The Irish Times view on the US debt ceiling talks: going to the wire

This game of budgetary chicken is a phoney war reflective of a dysfunctional, gridlocked political system

Not for the first time the US is heading precariously close to defaulting on its debt. It could happen as soon as June 1st when the treasury is expected to run out of cash. Congressional Republicans, trying to leverage swingeing cuts in President Biden’s proposed budget, are engaging in brinkmanship by refusing to raise the $31.4 trillion (€28.9 trillion) borrowing cap on the total the US is authorised to borrow to fund government.

Default would be hugely costly to the US and world markets – stocks are likely to plummet and interest rates to soar. Benefit payments to retirees and veterans are likely to be cut off first. Even the prospect of default could prove expensive – a 2011 debt-standoff saw a market crash that hit household wealth and cost billions in higher interest payments.
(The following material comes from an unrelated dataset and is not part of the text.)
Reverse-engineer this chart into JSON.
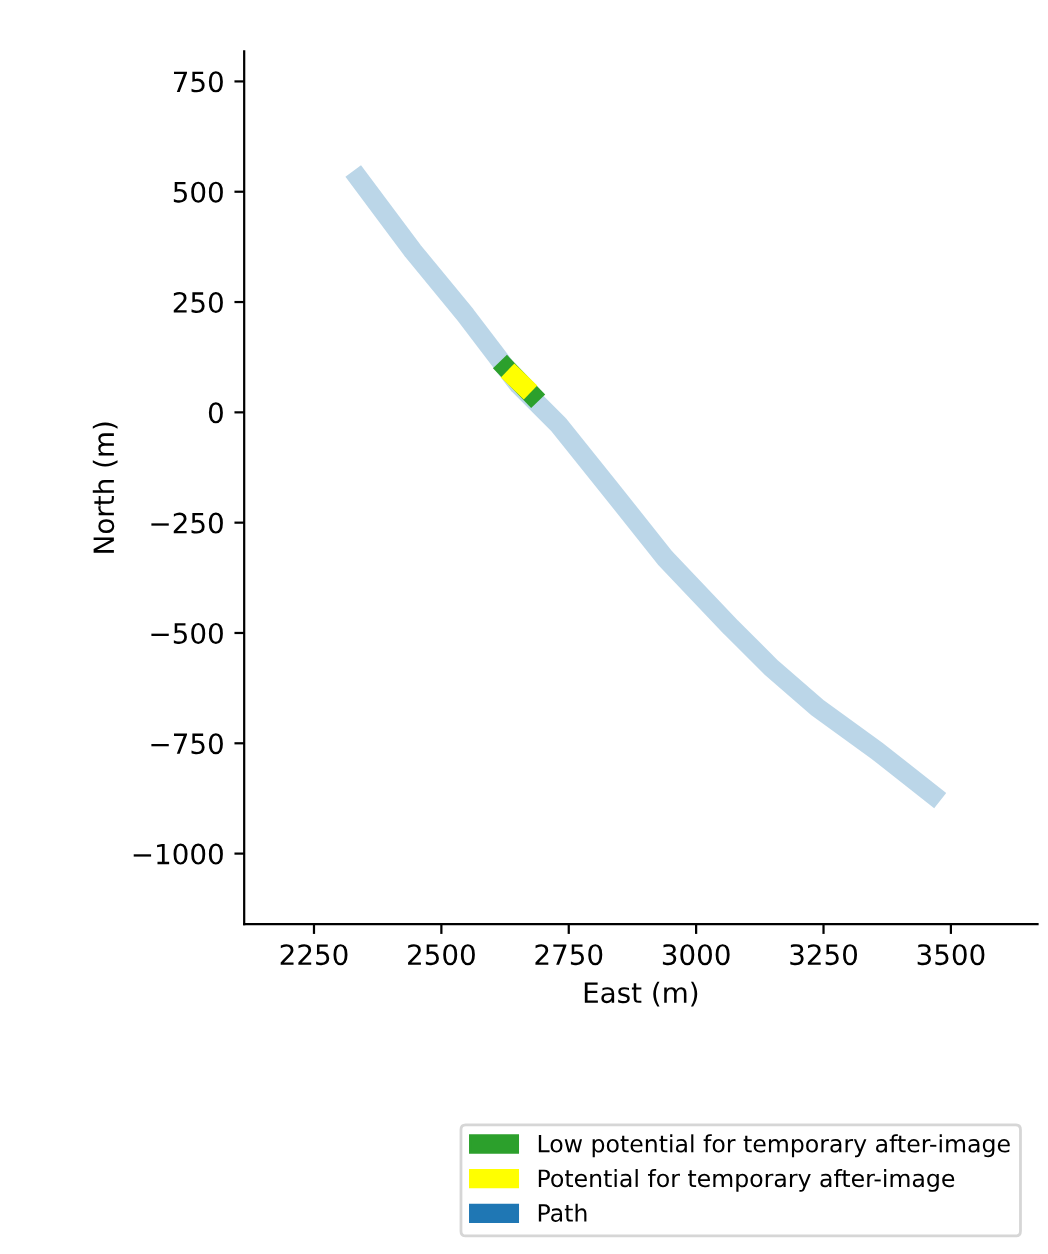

The delay in raising the ceiling cost an estimated $1.3 billion in additional borrowing costs that year.

Biden and House Speaker Kevin McCarthy’s representatives have been in desperate talks to reach a compromise, but the latter is under heavy pressure from the hard right in his party not to accept anything less than the spending cuts recently passed in their debt limit bill, a reduction of an average of 18 per cent over a decade.

Mainstream Republicans, however, keen to protect popular military, elderly care and pensions, and Medicare spending, are now confining their demands to capping less politically sensitive programmes, so-called discretionary spending. That would still hit the poor hard, affecting a swathe of spending, most notably education, child care, veterans’ care and environmental protection, with the prospect of cuts of up to a third in some areas. Yet, in reality, discretionary spending, is expected to decline over the decade as a share of the economy and is in no way responsible for the state’s runaway spending. Medicare and pensions are, on the contrary, likely to soar irrespective of Republican debt limits.


This game of budgetary chicken is a phoney war reflective of a dysfunctional, gridlocked political system. For which we may all yet pay the price.